I am building a recommendation system for events ( for a charity so a charity can hold so many events etc) and in the end of this I want to display for each user a different set of events that are recommended to them based on their interests. So when a user logs in they will answer a questionnaire on their interests (3 interests to be exact for now). These interests are stored in a database as interests table. I am unsure how to link the user table (has all the users info like password name etc) with the interests table to show what interests each user has. Next then I want to show what events matches with the users interests is it possible to join three tables so that the end result will be the userID along with their interests and the corresponding events that match these interests.
User
userID
Events
eventID
Intrests
InterestID
UserIntrests
UserID
IntrestID
EventIntrests
eventID
IntrestID
I have encountered a problem when it comes to inserting data into the tables i am trying to insert the 3 chosen interests into the user interest table however it must go under the users id that is currently signed in? Any help would be greatly appreciated.
if(isset($_POST['save']))
{
$sql = "INSERT INTO UserInterests (id, InterestId)

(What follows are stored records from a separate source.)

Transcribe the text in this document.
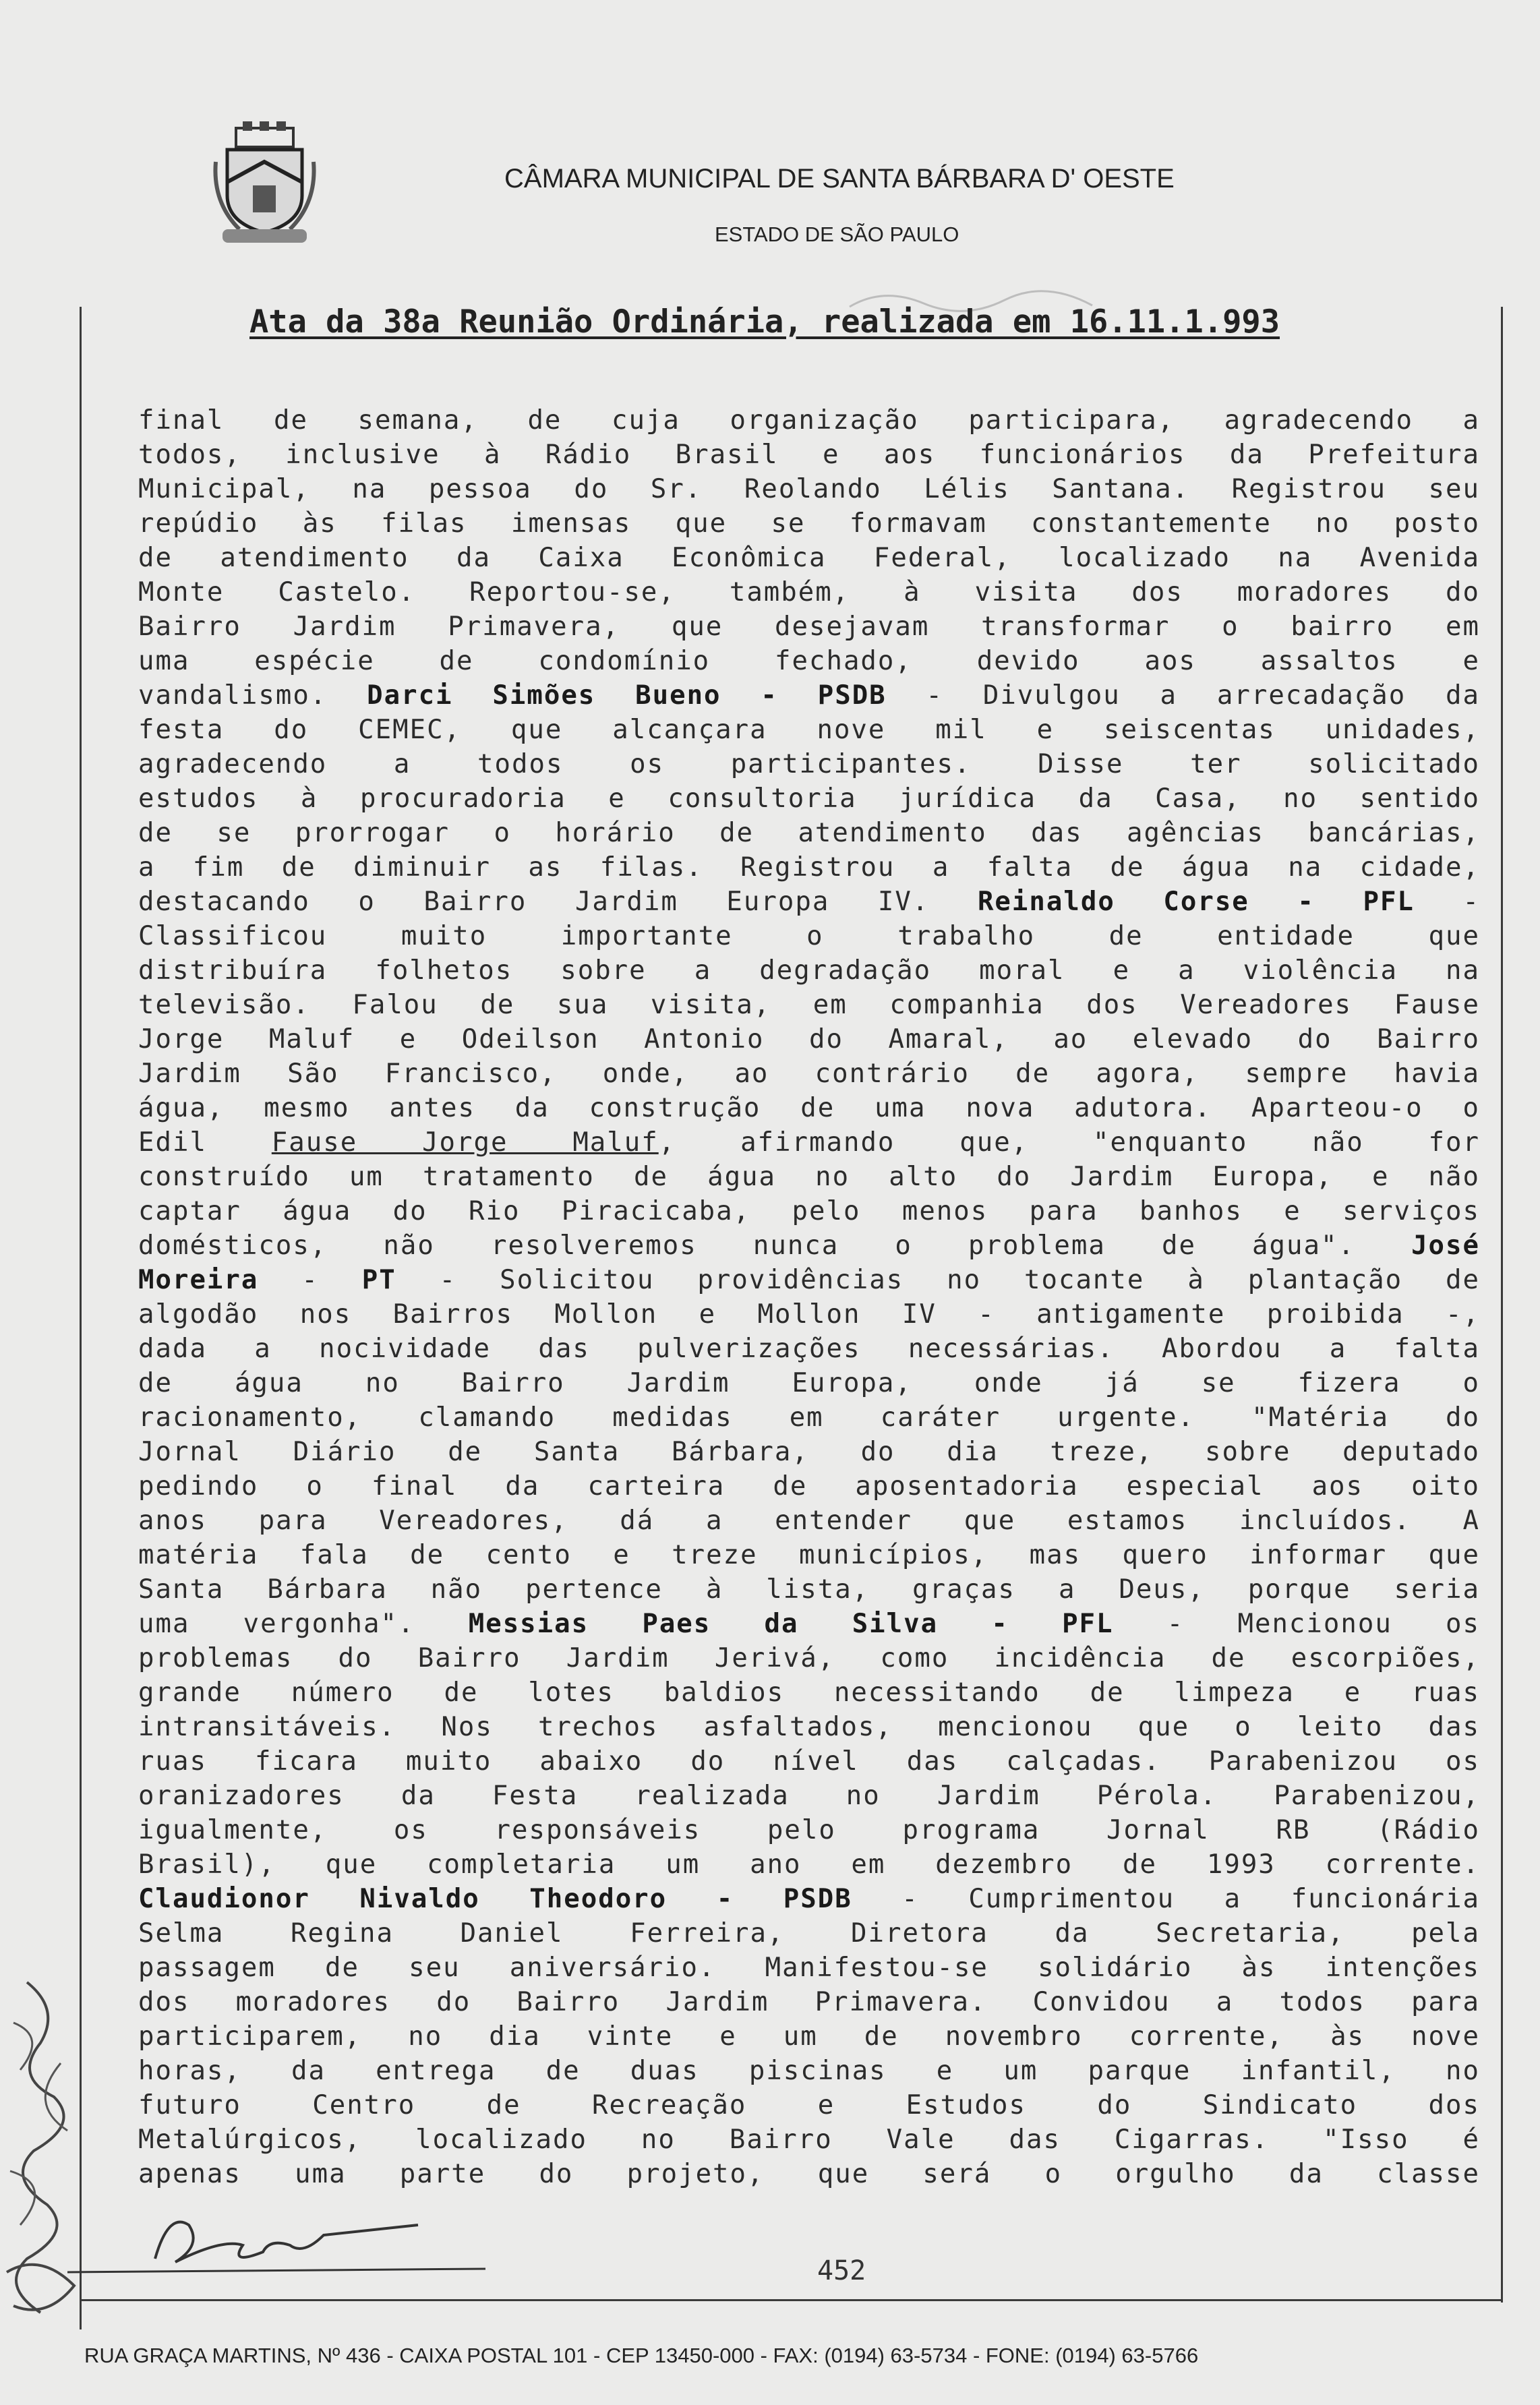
CÂMARA MUNICIPAL DE SANTA BÁRBARA D' OESTE
ESTADO DE SÃO PAULO
Ata da 38a Reunião Ordinária, realizada em 16.11.1.993
final de semana, de cuja organização participara, agradecendo a
todos, inclusive à Rádio Brasil e aos funcionários da Prefeitura
Municipal, na pessoa do Sr. Reolando Lélis Santana. Registrou seu
repúdio às filas imensas que se formavam constantemente no posto
de atendimento da Caixa Econômica Federal, localizado na Avenida
Monte Castelo. Reportou-se, também, à visita dos moradores do
Bairro Jardim Primavera, que desejavam transformar o bairro em
uma espécie de condomínio fechado, devido aos assaltos e
vandalismo. Darci Simões Bueno - PSDB - Divulgou a arrecadação da
festa do CEMEC, que alcançara nove mil e seiscentas unidades,
agradecendo a todos os participantes. Disse ter solicitado
estudos à procuradoria e consultoria jurídica da Casa, no sentido
de se prorrogar o horário de atendimento das agências bancárias,
a fim de diminuir as filas. Registrou a falta de água na cidade,
destacando o Bairro Jardim Europa IV. Reinaldo Corse - PFL -
Classificou muito importante o trabalho de entidade que
distribuíra folhetos sobre a degradação moral e a violência na
televisão. Falou de sua visita, em companhia dos Vereadores Fause
Jorge Maluf e Odeilson Antonio do Amaral, ao elevado do Bairro
Jardim São Francisco, onde, ao contrário de agora, sempre havia
água, mesmo antes da construção de uma nova adutora. Aparteou-o o
Edil Fause Jorge Maluf, afirmando que, "enquanto não for
construído um tratamento de água no alto do Jardim Europa, e não
captar água do Rio Piracicaba, pelo menos para banhos e serviços
domésticos, não resolveremos nunca o problema de água". José
Moreira - PT - Solicitou providências no tocante à plantação de
algodão nos Bairros Mollon e Mollon IV - antigamente proibida -,
dada a nocividade das pulverizações necessárias. Abordou a falta
de água no Bairro Jardim Europa, onde já se fizera o
racionamento, clamando medidas em caráter urgente. "Matéria do
Jornal Diário de Santa Bárbara, do dia treze, sobre deputado
pedindo o final da carteira de aposentadoria especial aos oito
anos para Vereadores, dá a entender que estamos incluídos. A
matéria fala de cento e treze municípios, mas quero informar que
Santa Bárbara não pertence à lista, graças a Deus, porque seria
uma vergonha". Messias Paes da Silva - PFL - Mencionou os
problemas do Bairro Jardim Jerivá, como incidência de escorpiões,
grande número de lotes baldios necessitando de limpeza e ruas
intransitáveis. Nos trechos asfaltados, mencionou que o leito das
ruas ficara muito abaixo do nível das calçadas. Parabenizou os
oranizadores da Festa realizada no Jardim Pérola. Parabenizou,
igualmente, os responsáveis pelo programa Jornal RB (Rádio
Brasil), que completaria um ano em dezembro de 1993 corrente.
Claudionor Nivaldo Theodoro - PSDB - Cumprimentou a funcionária
Selma Regina Daniel Ferreira, Diretora da Secretaria, pela
passagem de seu aniversário. Manifestou-se solidário às intenções
dos moradores do Bairro Jardim Primavera. Convidou a todos para
participarem, no dia vinte e um de novembro corrente, às nove
horas, da entrega de duas piscinas e um parque infantil, no
futuro Centro de Recreação e Estudos do Sindicato dos
Metalúrgicos, localizado no Bairro Vale das Cigarras. "Isso é
apenas uma parte do projeto, que será o orgulho da classe
452
RUA GRAÇA MARTINS, Nº 436 - CAIXA POSTAL 101 - CEP 13450-000 - FAX: (0194) 63-5734 - FONE: (0194) 63-5766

VALUES ('".$_SESSION["id"]."','".$_POST["InterestDescription"]."')";
$result5 = mysqli_query($connection,$sql);
}
?>
<form action="questionnaire.php" method="save">
<label id="first"> Interest 1</label><br>
<input type='hidden' name='id' value=$_SESSION["id"]>
<?php
$select= '<select name="select">';
while($row = mysqli_fetch_array($result))
{
$select.="<option value='".$row['InterestDescription']."'>".$row['InterestDescription']."</option>";
}
$select.='</select>';
echo'<br></br>';
echo $select;
?>
<br><br>
<label id="second"> Interest 2</label><br>
<?php
$select2= '<select name="select2">';
while($row2 = mysqli_fetch_array($result2))
{
$select2.="<option value='".$row2['InterestDescription']."'>".$row2['InterestDescription']."</option>";
}
$select2.='</select>';
echo'<br></br>';
echo $select2;
?>
<br><br>
<label id="third"> Interest 3</label><br>
<?php
$select3= '<select name="select3">';
while($row3 = mysqli_fetch_array($result3))
{
$select3.="<option value='".$row3['InterestDescription']."'>".$row3['InterestDescription']."</option>";
}
$select3.='</select>';
echo'<br></br>';
echo $select3;
?>
<button type="submit" name="save">save</button>
</form>